Si les raisons de ramener la fine équipe dans un quatrième volet aussi dispensable que les précédents m'échappe complètement, Les rebelles de la forêt 4 nous est quand même livré dans de très beaux habits. Incontestablement, il s'agit visuellement du meilleur épisode de la saga. Les personnages sont beaucoup mieux animés qu'auparavant, avec un soin du détail vraiment flagrant. On croise aussi de très beaux décors qui concilient l'ambiance d'origine et la modernité des outils 3D actuels, ce qui rend l'ensemble parfaitement digne de l'esprit de la saga tout en se révélant beaucoup plus riche. Les rebelles de la forêt 4 offre de nombreux décors différents, ne se limitant pas à la seule forêt verdoyante. Cette fois, les arrières plans ne sont plus d'affreux aplats tristes et en 2D, ils bénéficient d'un léger effet de volume du plus bel effet. Les artistes prenant même la peine d'animer un petit peu ce qui se passe derrière les personnages. De ce côté là, c'est donc une réussite. L'autre bonne surprise du film est l'importante panoplie de personnages humains présente dans le film. Conciliant un design familier digne du premier film et une totale prise de liberté (parfois tournée jusqu'au délire), les humains du film semblent tous échappés d'un cartoon. Cela va obligatoirement plaire aux plus jeunes tant leur imbécillité pourra les faire sourire.

Malheureusement, en mettant de côté l'aspect technique du film, Les rebelles de la forêt 4 réitère une quatrième fois exactement les mêmes gags qu'auparavant. Cela vire donc une fois de plus à la farce sans queue ni tête. Parce que, en fin de compte, l'intrigue du film se résume à ceci : Boug a peur des loups-garous, Elliott va donc monter une mascarade pour le libérer de cette peur, mais tout va se retourner contre lui. Point final. Il faudra ensuite une heure vingt de pitreries, enchaînées à cent à l'heure, pour arriver au bout de cette bien trop légère intrigue qui n'aura finalement servit à rien. L'histoire n'apporte rien de nouveau, elle ne cherche même pas un seul moment à développer la psychologie des animaux. On les retrouve tels qu'ils ont été et tels qu'ils resteront. Tout cela ressemble donc à un banal reboot - justifié par l'absence du chiffre 4 dans le titre original - qui minimise totalement les prises de risque, tout en semblant vouloir dire que la porte est ouverte à un cinquième volet.
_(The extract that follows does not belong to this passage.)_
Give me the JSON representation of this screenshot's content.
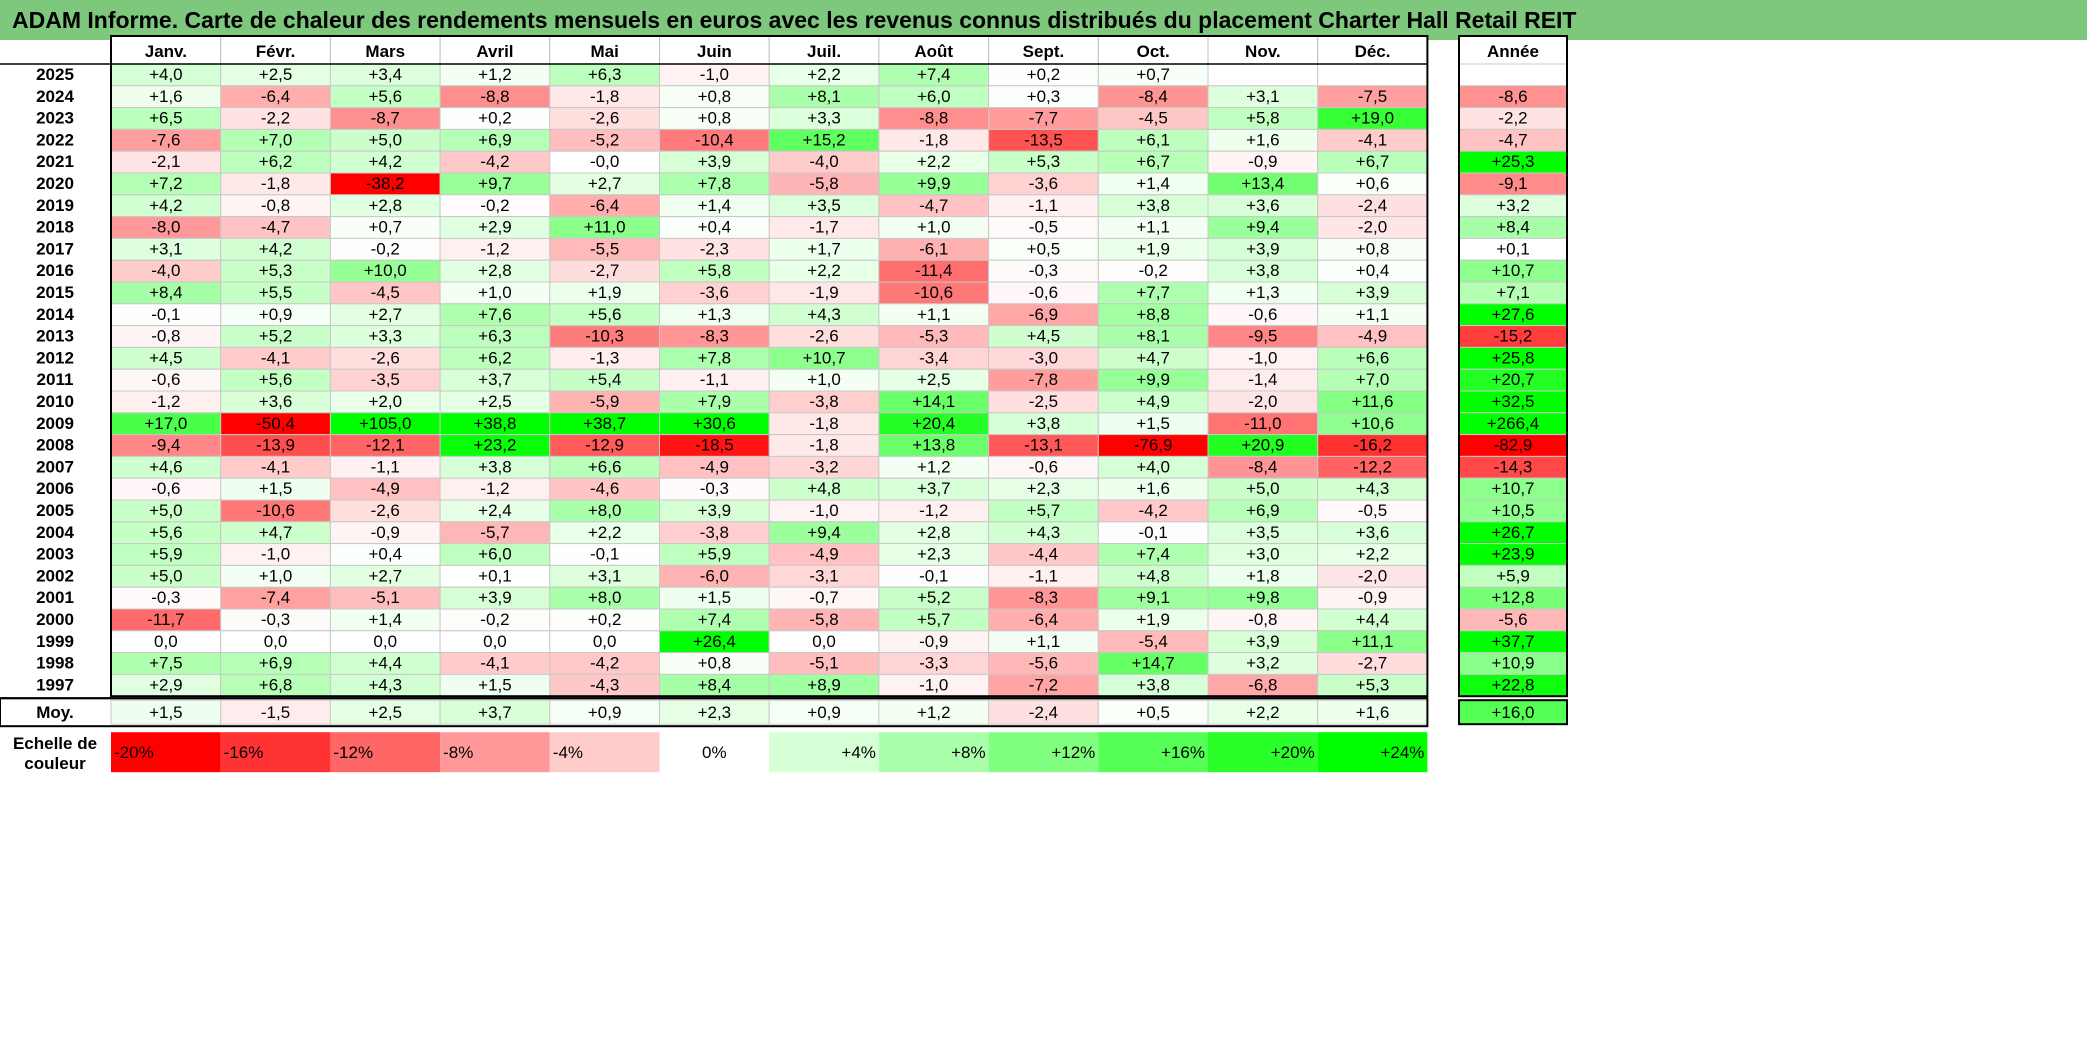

On est donc très loin de mon épisode préféré de la saga, à savoir Les rebelles de la forêt 3, qui a été jusqu'ici le seul capable de véhiculer un peu d'émotion au milieu des traditionnelles bouffonneries de la saga.

Tout aussi inutile que les deux volets précédents, Les rebelles de la forêt 4 invite simplement ses spectateurs à complètement déconnecter leur cerveau durant un peu plus d'une heure. Le problème majeur du film réside dans le peu de bonnes idées qu'il développe, se contentant seulement de reprendre à sa sauce des gags et des situations déjà traitées des milliers de fois dans le monde du cinéma et de la télévision. Et comme cela ne semble pas suffisant, le film insère même un ignoble comique de répétition qui frise le très mauvais goût (ce qui est le cas de le dire!). Bref, je préfère vous prévenir, si vous n'aimiez pas les volets précédents et, surtout, que le personnage d'Elliott vous insupportait totalement, Les rebelles de la forêt 4 est à fuir à toutes jambes. Pour les autres, cela reste une affaire de goût, puisque le film ne trahit pas l'esprit de la saga mais ne lui apporte en même temps absolument rien de nouveau.